Sneakin’ Up On ‘Em With The Gospel


by Jerry King

 

 For a long time churches have tried to use secular bait to attract the world’s masses to spiritual things. Many years ago they began offering food and clothing as incentives to get people inside the church house with the idea that, once inside, then they might be able to interest them in something spiritual – feed them bread, and while you have them, feed them the bread of life.
 
 Then churches began to get more creative, offering recreational activities and the kind of classes one would expect to find at the local community college – get them playing volleyball, and while they are playing, serve them the gospel. Recently, I have heard of churches beginning to use technology to attract the masses, with tweet and twitter schemes that are too intricate to explain in the amount of space allotted for this article.
All of these have one thing in common: attracting the world to the spiritual by baiting them with the material. They are all ways of sneaking up on people with the gospel. And, I have to tell you, such schemes have no support from God’s word.
 
 Someone asks, "But didn’t Jesus feed people to get them interested in spiritual things?" And the answer to that is, "No, He didn’t." On the two occasions when Jesus fed multitudes, He fed them because they were hungry. Mark’s account of the first feeding notes that Jesus had been teaching the multitude many things before He fed them at the end of the day (Mark 6:34f). Matthew’s account of the second feeding notes that the multitude had been following Jesus for three days before He decided to feed them, and that He fed them with a miracle only because He feared they were too faint to return to their homes for something to eat.
 
 Jesus fed people, but He never fed them as a device to get their attention. He only fed people whose attention He already had. And note in John 6:26-27 that Jesus chastised those who continued to come to Him because they thought they would get a free meal. "Do not labor for the food which perishes, but for the food which endures to everlasting life, which the Son of Man will give you," Jesus told the crowd. In the context, their "labor" was searching intensely for Jesus. Jesus is telling them not to seek Him for food which perishes, and yet so many churches use the food which perishes as a bait to snare an audience for a word or two about Jesus.
 
 But is it so bad to kind of sneak up on folks with the gospel? Paul did not think much of that approach. Note his words in 2 Cor. 4:2: "But we have renounced the hidden things of shame, not walking in craftiness nor handling the word of God deceitfully, but by manifestation of the truth commending ourselves to every man’s conscience in the sight of God." Paul saw manipulation of the unlearned with material things as a tactic of those who opposed the truth, not those who had it.
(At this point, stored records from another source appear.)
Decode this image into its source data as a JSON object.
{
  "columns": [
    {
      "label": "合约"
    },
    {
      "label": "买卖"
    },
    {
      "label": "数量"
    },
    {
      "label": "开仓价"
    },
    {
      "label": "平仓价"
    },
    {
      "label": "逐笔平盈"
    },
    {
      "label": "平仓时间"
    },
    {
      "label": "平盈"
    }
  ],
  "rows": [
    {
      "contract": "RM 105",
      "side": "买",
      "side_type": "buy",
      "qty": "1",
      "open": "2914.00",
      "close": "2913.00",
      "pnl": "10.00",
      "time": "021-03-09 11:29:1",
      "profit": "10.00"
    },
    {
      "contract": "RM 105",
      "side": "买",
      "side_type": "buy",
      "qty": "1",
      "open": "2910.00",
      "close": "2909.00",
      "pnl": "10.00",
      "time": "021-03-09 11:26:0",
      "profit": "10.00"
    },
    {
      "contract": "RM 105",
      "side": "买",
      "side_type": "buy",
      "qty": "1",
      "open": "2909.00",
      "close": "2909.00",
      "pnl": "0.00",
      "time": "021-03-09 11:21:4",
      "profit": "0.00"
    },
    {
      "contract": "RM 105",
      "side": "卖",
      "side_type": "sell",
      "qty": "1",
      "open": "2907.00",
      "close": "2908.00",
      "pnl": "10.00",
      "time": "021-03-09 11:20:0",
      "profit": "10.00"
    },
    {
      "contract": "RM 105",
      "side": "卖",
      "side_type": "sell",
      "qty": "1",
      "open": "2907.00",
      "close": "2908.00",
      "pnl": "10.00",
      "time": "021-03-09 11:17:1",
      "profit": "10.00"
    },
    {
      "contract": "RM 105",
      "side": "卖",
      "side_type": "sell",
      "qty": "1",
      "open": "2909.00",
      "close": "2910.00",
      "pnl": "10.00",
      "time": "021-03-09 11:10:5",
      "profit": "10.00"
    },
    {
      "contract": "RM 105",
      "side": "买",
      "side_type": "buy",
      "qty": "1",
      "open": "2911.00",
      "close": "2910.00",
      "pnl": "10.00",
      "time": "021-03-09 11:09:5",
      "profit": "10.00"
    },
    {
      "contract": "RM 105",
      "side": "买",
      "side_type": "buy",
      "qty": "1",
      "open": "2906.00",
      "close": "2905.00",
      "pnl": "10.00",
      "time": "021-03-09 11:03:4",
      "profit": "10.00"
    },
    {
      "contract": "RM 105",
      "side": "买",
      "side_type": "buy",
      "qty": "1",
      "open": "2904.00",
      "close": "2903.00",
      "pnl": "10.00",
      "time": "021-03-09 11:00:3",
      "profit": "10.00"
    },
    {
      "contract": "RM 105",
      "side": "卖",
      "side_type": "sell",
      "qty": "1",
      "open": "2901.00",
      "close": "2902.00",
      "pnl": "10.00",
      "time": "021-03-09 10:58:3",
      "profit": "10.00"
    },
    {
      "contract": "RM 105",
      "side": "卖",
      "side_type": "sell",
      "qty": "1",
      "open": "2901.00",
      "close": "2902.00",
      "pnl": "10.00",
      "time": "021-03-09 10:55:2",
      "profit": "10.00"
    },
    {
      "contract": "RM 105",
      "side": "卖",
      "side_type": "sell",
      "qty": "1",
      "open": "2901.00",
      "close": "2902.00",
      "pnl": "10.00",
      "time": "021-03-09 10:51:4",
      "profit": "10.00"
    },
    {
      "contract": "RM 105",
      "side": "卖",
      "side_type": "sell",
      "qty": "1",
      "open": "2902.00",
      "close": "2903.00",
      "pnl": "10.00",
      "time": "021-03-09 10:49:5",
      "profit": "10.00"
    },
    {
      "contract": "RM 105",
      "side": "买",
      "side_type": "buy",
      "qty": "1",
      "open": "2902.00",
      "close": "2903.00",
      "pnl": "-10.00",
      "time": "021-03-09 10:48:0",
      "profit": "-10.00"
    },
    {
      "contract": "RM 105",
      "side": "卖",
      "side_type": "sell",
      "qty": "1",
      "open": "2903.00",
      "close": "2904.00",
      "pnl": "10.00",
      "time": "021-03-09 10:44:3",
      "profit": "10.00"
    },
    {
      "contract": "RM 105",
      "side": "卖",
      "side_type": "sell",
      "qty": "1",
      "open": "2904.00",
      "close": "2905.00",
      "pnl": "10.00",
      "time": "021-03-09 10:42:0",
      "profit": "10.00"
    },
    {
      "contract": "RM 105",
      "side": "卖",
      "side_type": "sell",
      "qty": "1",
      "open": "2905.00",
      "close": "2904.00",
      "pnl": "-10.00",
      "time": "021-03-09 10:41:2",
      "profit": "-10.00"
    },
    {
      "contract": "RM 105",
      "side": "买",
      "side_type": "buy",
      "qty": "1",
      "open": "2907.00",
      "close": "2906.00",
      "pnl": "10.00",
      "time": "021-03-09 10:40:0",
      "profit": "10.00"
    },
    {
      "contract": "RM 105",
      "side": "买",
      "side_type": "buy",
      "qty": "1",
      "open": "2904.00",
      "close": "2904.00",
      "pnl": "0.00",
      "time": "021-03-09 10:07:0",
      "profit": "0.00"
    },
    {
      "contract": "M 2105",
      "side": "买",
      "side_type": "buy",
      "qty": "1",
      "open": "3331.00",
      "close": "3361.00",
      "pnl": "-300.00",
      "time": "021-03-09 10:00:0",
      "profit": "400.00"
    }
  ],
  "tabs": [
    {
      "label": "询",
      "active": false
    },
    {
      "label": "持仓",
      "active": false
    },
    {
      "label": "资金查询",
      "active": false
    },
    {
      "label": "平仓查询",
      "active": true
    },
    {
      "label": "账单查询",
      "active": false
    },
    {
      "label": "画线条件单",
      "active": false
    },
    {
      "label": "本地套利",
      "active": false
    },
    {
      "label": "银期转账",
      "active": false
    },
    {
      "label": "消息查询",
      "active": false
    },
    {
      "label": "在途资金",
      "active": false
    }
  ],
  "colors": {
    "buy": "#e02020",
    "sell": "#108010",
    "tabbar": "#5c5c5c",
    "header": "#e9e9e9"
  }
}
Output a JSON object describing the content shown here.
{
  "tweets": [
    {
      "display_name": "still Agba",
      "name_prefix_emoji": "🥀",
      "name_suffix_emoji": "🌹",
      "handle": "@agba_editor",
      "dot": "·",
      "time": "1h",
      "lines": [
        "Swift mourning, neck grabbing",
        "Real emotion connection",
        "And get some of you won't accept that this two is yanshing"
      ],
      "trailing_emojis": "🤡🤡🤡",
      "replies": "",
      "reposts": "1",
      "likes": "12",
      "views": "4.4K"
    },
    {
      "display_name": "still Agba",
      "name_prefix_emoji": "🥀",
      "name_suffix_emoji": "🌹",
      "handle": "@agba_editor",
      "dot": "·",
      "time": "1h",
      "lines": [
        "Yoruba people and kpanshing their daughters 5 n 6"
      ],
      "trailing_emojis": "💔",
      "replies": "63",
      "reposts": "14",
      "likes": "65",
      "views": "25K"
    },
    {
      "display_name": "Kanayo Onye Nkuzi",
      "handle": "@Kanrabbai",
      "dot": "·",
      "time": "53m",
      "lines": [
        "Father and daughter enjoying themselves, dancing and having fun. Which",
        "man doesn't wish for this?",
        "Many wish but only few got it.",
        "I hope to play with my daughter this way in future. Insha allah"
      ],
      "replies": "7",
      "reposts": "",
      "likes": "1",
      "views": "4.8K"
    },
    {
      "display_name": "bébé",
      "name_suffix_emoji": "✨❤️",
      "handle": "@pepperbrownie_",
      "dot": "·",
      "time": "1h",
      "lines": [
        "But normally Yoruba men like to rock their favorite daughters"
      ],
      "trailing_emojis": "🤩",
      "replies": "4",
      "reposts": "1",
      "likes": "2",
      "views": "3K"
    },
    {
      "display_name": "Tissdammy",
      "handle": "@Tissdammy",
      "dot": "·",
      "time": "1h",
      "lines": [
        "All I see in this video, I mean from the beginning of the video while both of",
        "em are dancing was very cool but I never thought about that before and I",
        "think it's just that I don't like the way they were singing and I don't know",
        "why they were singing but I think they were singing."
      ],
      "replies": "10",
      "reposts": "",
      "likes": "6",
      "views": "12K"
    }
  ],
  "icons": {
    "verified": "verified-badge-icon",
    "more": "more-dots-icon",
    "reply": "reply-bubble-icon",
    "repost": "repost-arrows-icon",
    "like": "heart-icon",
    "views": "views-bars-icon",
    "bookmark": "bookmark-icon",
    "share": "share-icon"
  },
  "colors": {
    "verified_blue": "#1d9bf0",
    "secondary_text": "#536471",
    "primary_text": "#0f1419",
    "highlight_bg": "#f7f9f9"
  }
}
He had renounced sneaky methods and had determined to be straightforward in his handling of God’s word.
 
 That word "manifestation" in 2 Cor. 4:2? It means "to make visible, to leave open to the sight." Paul was forthright with the gospel, never hiding the message of the cross behind a veil of secular interests, always transparent and aboveboard in what he was doing. Paul certainly did nothing to off-put the lost from listening to the gospel (that’s his point in 1 Cor. 9:19-23: "I became all things to all men, that I might by all means save some."), and yet he also did nothing crafty to bait the lost into listening to the gospel. Neither should we.
 
 About ten years ago an unwise preacher told me, "We have a lot of visitors who come to our services because of our food pantry program; we can’t preach about their moral shortcomings too hard or they won’t come back." A wise preacher told me, probably forty years ago, "If you get them with coke and hamburgers, you will have to keep them with Perrier and caviar." History has proved him correct, and that is why so many churches are so involved in so many things that they have no business being involved in. In the end, "sneakin’ up on ‘em with the gospel" does not work.